When a cholera outbreak began in 1848, the Government was forced to act on Chadwick’s suggestions - which had been ignored and even criticised before the epidemic.

[edit] Sanitation requirements increase

Despite the passage of the 1848 Act, councils were not required to follow its recommendations, and in the early 1850s, another cholera outbreak took place.

The summer of 1858 was known as ‘the Great Stink’ in London as there was a strong smell of untreated waste throughout the city, affecting those at work in the House of Commons. Joseph Bazalgette, the chief engineer of London’s Metropolitan Board of Works, proposed channelling waste through street sewers, into main intercepting sewers. These would transport waste towards the tidal part of the Thames so that it would be swept out to the sea. Bazalgette constructed a network of wide sewer tunnels driven by major pumping stations.

[edit] 1875 Public Health Act

While the sewers improved the sanitation situation in London, other cities and towns continued to disregard the measures recommended in the 1848 Act. This prompted the Government to introduce the 1875 Public Health Act, which was drafted by the Home Secretary Richard Cross and ensured passage by the Conservative Prime Minister, Benjamin Disraeli.

The 1875 Act introduced a series of new laws to bring about public health improvements throughout the country. In addition to hygiene and sanitation related matters, the laws would address issues associated with river pollution.

Under the 1875 Act, local sanitation authorities (referred to as urban sanitary districts) replaced local boards of health. They were overseen by local government boards (referred to as urban sanitary authorities) that had the power to issue regulations to prevent the spread of contagious diseases. They could also force local authorities to work together to combat the spread of epidemics.

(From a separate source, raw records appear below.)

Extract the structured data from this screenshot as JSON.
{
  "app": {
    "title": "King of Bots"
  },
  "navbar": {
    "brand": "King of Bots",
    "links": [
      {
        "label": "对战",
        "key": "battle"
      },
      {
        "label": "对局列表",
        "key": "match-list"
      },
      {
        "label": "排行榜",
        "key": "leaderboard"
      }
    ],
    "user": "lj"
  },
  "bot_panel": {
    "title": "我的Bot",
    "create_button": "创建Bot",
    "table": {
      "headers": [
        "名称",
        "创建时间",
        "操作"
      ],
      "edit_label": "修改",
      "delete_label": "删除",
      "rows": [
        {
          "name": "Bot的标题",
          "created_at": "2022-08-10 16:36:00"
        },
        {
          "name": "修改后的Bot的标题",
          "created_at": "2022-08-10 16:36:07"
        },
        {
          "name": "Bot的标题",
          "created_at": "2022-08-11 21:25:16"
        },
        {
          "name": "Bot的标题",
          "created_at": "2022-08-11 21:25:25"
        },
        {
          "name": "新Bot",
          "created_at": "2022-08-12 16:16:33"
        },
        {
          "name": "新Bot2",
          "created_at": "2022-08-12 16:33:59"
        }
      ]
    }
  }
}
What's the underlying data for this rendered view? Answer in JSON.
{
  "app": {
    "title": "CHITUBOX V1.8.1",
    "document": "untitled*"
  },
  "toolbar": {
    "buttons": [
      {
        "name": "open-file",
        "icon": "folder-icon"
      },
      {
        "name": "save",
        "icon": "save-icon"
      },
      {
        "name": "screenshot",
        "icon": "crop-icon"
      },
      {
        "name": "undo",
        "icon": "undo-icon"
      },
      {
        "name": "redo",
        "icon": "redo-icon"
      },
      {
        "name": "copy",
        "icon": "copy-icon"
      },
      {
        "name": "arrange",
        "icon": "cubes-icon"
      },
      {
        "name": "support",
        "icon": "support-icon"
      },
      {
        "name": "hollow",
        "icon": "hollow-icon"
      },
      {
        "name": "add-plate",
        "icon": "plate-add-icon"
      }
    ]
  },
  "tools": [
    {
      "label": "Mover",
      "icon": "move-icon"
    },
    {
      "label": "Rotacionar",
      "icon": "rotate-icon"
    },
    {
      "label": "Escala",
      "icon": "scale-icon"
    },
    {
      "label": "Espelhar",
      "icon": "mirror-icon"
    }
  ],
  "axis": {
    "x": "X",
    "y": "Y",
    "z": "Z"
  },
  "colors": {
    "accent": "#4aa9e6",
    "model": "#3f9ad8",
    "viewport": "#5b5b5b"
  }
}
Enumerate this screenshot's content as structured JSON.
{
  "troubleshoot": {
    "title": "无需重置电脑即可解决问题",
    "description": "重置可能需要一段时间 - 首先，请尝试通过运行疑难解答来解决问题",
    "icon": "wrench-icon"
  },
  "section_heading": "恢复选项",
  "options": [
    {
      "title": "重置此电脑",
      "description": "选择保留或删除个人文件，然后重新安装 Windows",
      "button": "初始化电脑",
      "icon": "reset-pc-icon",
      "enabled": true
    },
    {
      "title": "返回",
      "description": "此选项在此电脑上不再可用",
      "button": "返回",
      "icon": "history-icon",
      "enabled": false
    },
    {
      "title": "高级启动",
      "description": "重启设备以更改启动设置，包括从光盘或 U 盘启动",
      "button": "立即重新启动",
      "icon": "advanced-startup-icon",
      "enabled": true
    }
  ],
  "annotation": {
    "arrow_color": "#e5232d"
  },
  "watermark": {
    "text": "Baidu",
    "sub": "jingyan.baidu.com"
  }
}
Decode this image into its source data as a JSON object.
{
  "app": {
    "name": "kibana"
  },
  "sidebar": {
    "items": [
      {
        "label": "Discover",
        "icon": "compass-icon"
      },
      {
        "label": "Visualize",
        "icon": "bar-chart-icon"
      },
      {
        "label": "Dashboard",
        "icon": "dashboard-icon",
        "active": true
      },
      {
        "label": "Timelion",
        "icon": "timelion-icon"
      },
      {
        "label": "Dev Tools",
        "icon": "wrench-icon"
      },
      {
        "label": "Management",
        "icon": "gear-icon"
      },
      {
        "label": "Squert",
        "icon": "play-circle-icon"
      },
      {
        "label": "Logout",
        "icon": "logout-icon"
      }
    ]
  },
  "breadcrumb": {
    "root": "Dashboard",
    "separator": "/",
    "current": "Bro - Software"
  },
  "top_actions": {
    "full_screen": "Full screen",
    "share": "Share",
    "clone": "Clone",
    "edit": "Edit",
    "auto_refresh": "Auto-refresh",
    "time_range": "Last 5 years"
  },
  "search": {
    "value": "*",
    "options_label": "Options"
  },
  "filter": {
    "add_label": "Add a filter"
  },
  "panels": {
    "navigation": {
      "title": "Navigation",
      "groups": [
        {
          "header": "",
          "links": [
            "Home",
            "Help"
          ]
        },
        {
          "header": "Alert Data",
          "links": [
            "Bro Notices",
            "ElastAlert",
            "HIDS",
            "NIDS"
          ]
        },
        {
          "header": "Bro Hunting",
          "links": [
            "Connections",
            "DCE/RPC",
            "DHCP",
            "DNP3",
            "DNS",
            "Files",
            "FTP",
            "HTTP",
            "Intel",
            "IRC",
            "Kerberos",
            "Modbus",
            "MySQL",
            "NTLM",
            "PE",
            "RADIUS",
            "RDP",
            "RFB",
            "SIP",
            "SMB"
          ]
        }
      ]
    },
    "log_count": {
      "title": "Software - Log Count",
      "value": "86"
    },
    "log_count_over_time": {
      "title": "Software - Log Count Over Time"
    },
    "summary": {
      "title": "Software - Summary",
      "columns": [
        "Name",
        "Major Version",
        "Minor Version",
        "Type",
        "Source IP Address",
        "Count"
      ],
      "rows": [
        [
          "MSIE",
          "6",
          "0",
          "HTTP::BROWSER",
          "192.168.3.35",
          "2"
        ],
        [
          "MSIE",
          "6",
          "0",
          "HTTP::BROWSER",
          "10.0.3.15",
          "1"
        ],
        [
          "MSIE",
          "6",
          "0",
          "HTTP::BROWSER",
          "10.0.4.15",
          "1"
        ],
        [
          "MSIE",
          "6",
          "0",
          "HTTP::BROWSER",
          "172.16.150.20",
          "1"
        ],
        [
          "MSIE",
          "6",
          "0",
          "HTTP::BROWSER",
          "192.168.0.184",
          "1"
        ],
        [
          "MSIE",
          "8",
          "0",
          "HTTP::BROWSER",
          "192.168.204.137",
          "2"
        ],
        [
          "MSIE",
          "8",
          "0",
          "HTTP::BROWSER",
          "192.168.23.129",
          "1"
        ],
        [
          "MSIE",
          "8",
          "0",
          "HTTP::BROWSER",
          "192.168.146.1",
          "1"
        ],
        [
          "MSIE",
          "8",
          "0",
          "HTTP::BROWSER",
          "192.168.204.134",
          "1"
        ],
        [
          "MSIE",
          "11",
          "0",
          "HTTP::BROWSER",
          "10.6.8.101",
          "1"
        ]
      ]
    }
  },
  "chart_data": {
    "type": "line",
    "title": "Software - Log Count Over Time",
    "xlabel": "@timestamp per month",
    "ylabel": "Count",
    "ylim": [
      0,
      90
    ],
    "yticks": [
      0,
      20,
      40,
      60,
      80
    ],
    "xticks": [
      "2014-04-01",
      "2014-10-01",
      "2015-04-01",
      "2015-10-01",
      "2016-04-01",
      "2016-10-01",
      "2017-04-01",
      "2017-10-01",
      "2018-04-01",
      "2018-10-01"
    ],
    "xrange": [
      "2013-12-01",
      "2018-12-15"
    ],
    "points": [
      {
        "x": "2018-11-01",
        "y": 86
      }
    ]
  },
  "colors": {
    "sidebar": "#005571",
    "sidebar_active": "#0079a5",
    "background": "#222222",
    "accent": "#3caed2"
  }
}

The local authorities were required to ensure that clean water was provided, sewage and rubbish were effectively removed and that safe food was sold. Under this Act, new homes could not be built unless a connection to the main sewerage system was provided. These reforms established a sanitation framework that would influence public health measures for several generations.

[edit] Summary of 1848 v 1875 Acts

The major differences between the 1848 Act and the 1875 Act include:

1848 Act 1875 Act

First UK public health law.

First general board of health.

Board given oversight of water supply, sewerage, drainage, cleaning, paving and environmental health regulations.

Challenged free market actions.

Consolidated public health laws.

Established local authorities as rural and urban authorities.

Replaced local boards of health.

Gave new powers to local authorities.